A new report claims Amazon may be looking to attack the very low end of the tablet market with a $99 version of its Kindle Fire tablet, though a spokesperson for the online retailer has characterized the rumor as inaccurate.
By the end of this year, TechCrunch reported Wednesday, Amazon will ship another 7-inch Kindle Fire tablet, likely with a 1280x800 display to match the current Kindle Fire HD, but priced to beat out much of the low-end Android tablet market. Citing sources close to the company, TechCrunch says the low-cost Kindle Fire HD will feature a processor from Texas Instruments, as does the current 7-inch Kindle Fire HD.
The report also said that the current 7-inch Kindle Fire is Amazon's best selling tablet, not the 8.9-inch model Amazon has been comparing to Apple's industry-leading iPad. Amazon, which doesn't release sales figures for its tablets, recently dropped the prices on its 8.9-inch devices, and the line now starts at $269.
Following the publication of TechCrunch's report, an Amazon spokesperson told Business Insider that the report was inaccurate.
"It's not happening," BI quotes the Amazon rep as saying, "we are already at the lowest price points possible for that hardware."
TechCrunch has stood by its initial report, noting that the Amazon rep said the company was at the lowest prices possible for "that hardware," possibly leaving the company open to releasing different hardware at a $99 price point.

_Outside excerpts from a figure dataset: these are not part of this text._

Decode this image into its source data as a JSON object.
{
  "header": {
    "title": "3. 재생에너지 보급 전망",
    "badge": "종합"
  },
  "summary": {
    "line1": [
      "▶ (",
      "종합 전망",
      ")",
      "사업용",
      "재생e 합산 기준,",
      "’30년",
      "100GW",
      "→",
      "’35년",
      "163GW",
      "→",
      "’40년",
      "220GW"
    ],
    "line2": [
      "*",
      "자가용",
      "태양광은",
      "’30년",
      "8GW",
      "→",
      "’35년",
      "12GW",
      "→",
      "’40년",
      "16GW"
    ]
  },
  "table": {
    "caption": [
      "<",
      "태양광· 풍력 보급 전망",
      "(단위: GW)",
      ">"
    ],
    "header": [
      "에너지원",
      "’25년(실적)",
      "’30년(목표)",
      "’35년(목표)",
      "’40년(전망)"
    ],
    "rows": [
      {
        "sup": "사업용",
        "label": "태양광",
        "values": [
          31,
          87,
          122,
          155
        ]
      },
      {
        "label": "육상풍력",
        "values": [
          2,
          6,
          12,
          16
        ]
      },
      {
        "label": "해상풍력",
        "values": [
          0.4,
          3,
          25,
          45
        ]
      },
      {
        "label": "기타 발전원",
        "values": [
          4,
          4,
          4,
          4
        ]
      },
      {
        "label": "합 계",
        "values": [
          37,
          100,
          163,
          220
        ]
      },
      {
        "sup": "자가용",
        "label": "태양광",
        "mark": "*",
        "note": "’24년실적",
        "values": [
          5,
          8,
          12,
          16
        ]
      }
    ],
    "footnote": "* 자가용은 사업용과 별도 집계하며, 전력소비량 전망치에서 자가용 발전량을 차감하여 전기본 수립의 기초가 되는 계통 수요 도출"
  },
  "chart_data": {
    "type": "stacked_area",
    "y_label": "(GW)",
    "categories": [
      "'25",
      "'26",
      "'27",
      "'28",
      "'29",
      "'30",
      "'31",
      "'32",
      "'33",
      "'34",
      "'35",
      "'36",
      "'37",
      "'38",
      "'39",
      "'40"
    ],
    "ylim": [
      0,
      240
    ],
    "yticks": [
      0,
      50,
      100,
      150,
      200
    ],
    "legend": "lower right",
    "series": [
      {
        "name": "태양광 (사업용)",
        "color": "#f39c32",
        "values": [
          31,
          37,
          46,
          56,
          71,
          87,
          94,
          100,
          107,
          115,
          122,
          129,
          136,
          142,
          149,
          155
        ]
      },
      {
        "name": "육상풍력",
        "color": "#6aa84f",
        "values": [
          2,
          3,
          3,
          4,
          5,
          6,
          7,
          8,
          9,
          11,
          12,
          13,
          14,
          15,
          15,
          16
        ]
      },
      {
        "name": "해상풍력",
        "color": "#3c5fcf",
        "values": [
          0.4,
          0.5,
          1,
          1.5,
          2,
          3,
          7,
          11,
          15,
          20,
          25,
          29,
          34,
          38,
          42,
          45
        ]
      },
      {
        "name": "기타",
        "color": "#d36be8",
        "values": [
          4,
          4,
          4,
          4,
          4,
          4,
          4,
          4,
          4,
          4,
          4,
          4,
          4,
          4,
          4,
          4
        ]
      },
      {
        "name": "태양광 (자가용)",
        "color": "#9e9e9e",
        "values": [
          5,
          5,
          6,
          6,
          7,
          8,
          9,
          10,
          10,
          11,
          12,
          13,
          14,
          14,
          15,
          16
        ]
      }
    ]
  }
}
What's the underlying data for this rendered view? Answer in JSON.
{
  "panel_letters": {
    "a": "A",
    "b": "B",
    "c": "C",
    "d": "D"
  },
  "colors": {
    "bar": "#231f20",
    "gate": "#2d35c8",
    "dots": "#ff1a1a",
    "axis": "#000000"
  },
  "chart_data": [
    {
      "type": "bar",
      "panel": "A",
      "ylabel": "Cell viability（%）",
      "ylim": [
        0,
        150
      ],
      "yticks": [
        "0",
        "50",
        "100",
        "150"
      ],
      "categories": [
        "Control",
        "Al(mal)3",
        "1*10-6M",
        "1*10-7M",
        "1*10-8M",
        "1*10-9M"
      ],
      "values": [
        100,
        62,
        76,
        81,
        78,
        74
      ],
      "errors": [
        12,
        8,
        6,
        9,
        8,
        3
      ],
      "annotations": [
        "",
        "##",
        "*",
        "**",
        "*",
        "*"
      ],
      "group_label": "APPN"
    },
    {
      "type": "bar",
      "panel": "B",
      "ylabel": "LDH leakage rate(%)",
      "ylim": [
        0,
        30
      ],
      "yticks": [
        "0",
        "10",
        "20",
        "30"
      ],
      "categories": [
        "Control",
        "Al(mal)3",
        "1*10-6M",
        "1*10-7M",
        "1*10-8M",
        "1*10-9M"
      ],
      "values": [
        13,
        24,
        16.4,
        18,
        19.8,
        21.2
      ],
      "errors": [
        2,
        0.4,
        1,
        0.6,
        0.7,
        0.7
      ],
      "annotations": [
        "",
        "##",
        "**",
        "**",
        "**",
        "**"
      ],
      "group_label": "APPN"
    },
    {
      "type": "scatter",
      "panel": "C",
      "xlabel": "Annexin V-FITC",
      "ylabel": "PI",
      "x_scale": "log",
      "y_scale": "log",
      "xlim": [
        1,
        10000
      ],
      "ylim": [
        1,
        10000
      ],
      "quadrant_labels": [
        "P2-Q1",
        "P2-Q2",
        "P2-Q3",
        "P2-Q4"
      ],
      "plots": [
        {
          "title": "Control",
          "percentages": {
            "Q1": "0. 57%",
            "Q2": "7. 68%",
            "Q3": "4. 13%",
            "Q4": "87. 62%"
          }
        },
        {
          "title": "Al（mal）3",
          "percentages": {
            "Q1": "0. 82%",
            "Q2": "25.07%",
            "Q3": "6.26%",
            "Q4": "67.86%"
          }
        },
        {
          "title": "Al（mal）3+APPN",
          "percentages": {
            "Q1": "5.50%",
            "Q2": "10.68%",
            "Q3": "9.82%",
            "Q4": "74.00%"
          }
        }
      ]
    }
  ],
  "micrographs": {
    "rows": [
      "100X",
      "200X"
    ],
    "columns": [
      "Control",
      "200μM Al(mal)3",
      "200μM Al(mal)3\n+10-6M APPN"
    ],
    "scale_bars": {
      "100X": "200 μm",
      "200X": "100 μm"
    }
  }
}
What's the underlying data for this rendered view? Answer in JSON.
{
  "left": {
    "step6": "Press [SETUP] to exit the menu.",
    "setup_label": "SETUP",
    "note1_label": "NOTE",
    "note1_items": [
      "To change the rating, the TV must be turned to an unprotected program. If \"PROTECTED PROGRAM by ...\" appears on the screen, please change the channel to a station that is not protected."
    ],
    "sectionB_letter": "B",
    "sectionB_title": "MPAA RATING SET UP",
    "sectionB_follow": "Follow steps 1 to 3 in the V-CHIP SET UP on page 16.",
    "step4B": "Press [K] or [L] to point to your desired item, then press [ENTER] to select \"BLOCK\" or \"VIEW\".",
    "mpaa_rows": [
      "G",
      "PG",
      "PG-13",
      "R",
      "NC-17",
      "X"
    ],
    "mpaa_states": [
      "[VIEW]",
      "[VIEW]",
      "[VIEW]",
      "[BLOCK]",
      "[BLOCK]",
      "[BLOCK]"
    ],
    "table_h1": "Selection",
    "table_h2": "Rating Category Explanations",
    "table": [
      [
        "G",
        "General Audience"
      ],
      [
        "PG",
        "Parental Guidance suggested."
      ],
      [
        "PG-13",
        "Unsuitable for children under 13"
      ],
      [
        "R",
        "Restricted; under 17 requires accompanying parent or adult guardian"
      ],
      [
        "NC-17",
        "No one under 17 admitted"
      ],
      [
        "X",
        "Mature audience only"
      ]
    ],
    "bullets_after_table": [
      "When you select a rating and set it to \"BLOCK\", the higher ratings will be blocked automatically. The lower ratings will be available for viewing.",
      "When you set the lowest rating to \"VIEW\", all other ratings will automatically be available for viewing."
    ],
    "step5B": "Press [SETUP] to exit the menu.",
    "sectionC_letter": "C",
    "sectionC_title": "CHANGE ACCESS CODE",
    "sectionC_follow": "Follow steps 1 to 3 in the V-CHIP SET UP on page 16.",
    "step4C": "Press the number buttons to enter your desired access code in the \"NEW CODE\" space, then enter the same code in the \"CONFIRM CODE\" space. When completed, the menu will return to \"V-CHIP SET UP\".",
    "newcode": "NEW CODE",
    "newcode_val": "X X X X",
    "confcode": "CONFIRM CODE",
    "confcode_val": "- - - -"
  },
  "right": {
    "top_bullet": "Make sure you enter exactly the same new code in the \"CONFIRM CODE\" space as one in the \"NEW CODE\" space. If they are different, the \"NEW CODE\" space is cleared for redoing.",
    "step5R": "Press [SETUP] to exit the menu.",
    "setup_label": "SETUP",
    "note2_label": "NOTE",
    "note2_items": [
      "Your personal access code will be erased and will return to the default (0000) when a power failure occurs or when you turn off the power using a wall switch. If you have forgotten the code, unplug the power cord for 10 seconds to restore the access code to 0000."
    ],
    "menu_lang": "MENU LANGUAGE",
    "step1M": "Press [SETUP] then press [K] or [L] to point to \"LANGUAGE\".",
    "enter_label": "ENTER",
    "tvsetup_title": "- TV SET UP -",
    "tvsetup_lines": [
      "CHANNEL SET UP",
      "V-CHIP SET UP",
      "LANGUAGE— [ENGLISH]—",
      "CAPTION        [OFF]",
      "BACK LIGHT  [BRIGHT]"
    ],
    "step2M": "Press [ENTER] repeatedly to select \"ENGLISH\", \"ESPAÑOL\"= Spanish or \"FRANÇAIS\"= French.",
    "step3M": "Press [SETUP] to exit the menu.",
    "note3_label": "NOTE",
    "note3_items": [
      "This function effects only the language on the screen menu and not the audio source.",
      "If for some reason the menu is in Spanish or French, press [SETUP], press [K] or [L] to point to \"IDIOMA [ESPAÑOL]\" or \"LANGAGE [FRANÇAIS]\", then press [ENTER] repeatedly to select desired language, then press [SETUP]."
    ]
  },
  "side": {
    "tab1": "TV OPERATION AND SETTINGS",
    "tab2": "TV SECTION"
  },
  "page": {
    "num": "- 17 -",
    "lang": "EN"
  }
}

Amazon's Kindle Fire devices run a forked version of Google's Android operating system, with assorted services pointing back to Amazon instead of to Google. The company's profit margins on the devices are thought to be slim-to-nonexistent, with Amazon's aim being to make money on services attached to the tablets, such as video streaming and e-book sales. The most Amazon executives will say regarding Kindle Fire sales is that the tablets supposedly account for 22 percent of the U.S. tablet market.
Recent web traffic figures have Amazon's Kindle Fire devices accounting for roughly eight percent of traffic among tablets, with Apple's iPad still the overwhelming leader at 81 percent share. The discrepancy between Amazon's claims and web traffic figures may be explained, though, by differing usage patterns among Kindle Fire tablet owners.